But if we are not allowed to make any negative judgements about the text based on the translation, then why should we be allowed to make positive judgements based on the translation?
I don't want to put any words in Aristotle's mouth, but my sense is that positive judgments are just as shaky as negative judgments. Certainly from my perspective I consider translations nothing more than a useful heuristic. It is very easy to mistake an artefact of translation, or something inserted by the translator, for what the text actually means. In the translation of a novel or a play this may not be a terribly big deal. In the translation of sacred scripture or meditative practice manuals, it can make a huge difference.
So when it comes to religious literature or studying religious traditions I think it is absolutely essential to learn the original languages. There is really no substitute or way around it.
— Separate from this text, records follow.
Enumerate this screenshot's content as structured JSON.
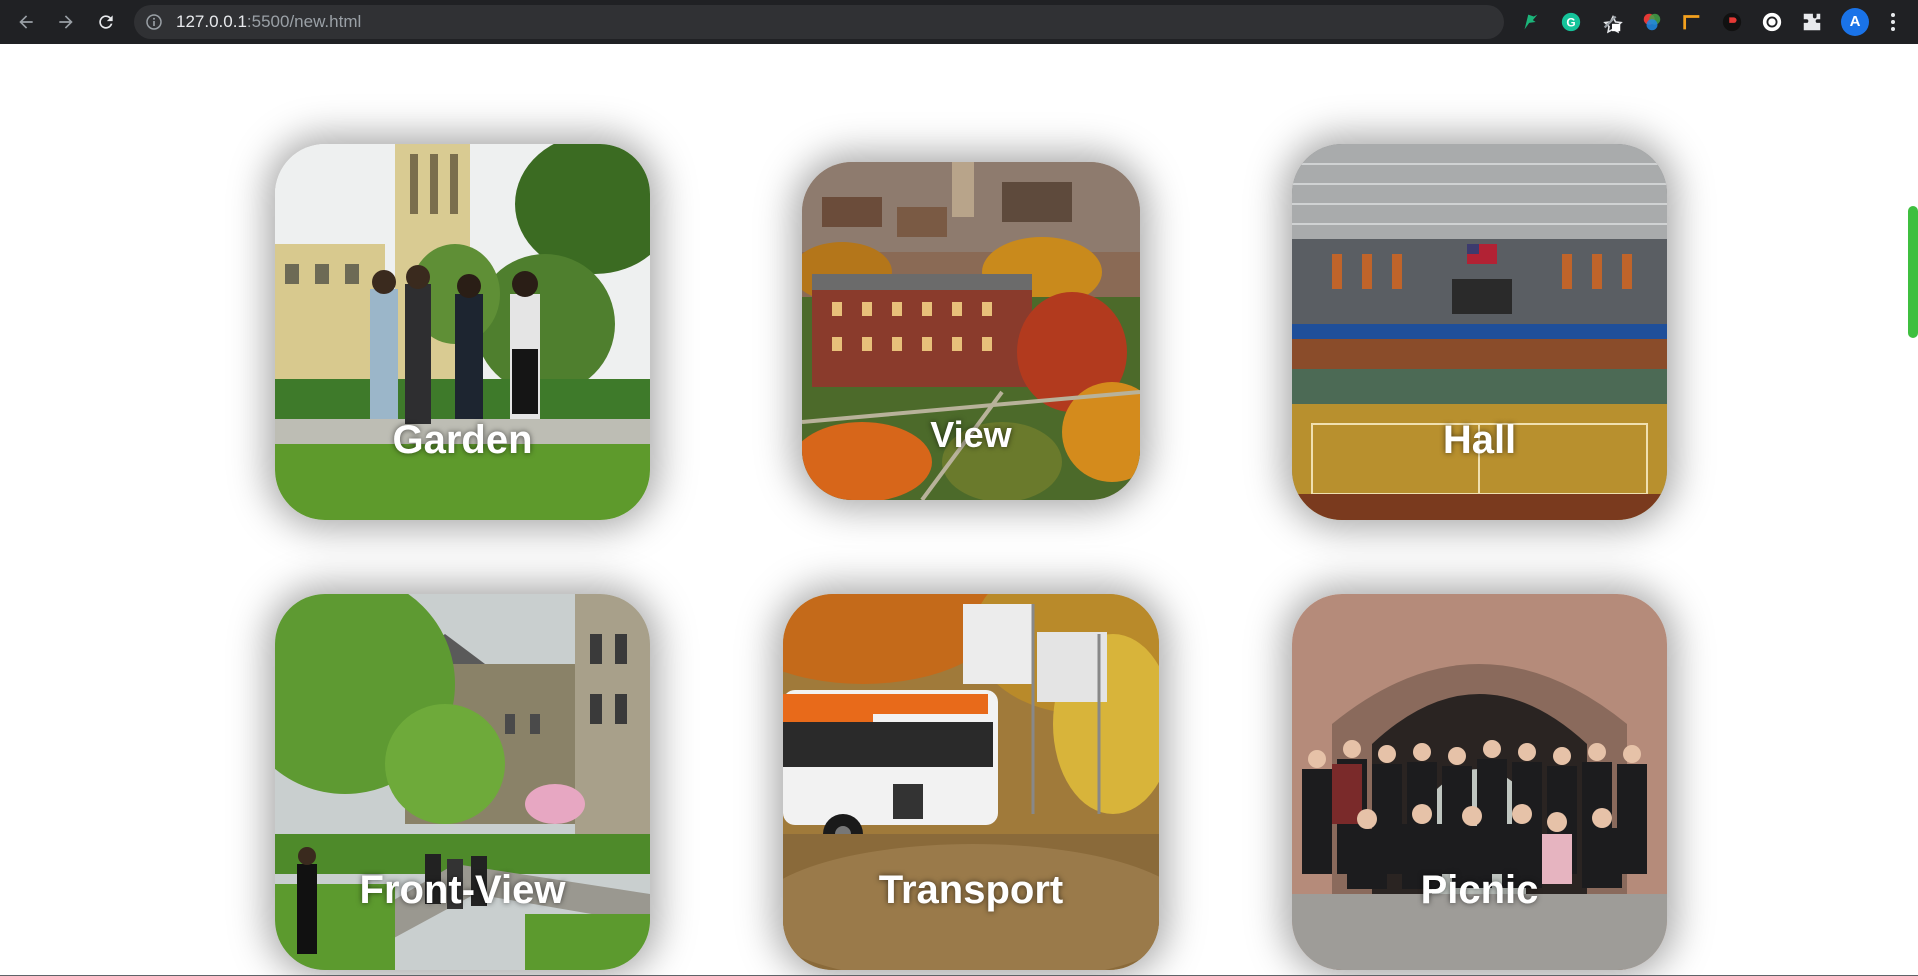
{
  "browser": {
    "url_host": "127.0.0.1",
    "url_path": ":5500/new.html",
    "avatar_letter": "A",
    "icons": [
      "back-icon",
      "forward-icon",
      "reload-icon",
      "info-icon",
      "star-icon",
      "extensions-icon",
      "menu-icon"
    ]
  },
  "gallery": {
    "cards": [
      {
        "label": "Garden"
      },
      {
        "label": "View"
      },
      {
        "label": "Hall"
      },
      {
        "label": "Front-View"
      },
      {
        "label": "Transport"
      },
      {
        "label": "Picnic"
      }
    ]
  },
  "colors": {
    "chrome_bg": "#202124",
    "omnibox_bg": "#303134",
    "scrollbar_thumb": "#3fbf3f",
    "label_text": "#ffffff"
  }
}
I translate from Tibetan to make material that would otherwise be quite obscure available to a wider audience, but I do not labor under the illusion that reading my translation is any kind of substitute for a direct encounter with the original language, particularly as mediated by the living tradition. Part of the reason why I qualify that by saying "as mediated by the living tradition" is exactly for the reasons Aristotle implies: that the living tradition can answer questions about the texts (meta-textual questions) that the texts themselves cannot answer. It is important to remember that the focus on texts above everything else is a relatively recent and almost exclusively Protestant phenomenon.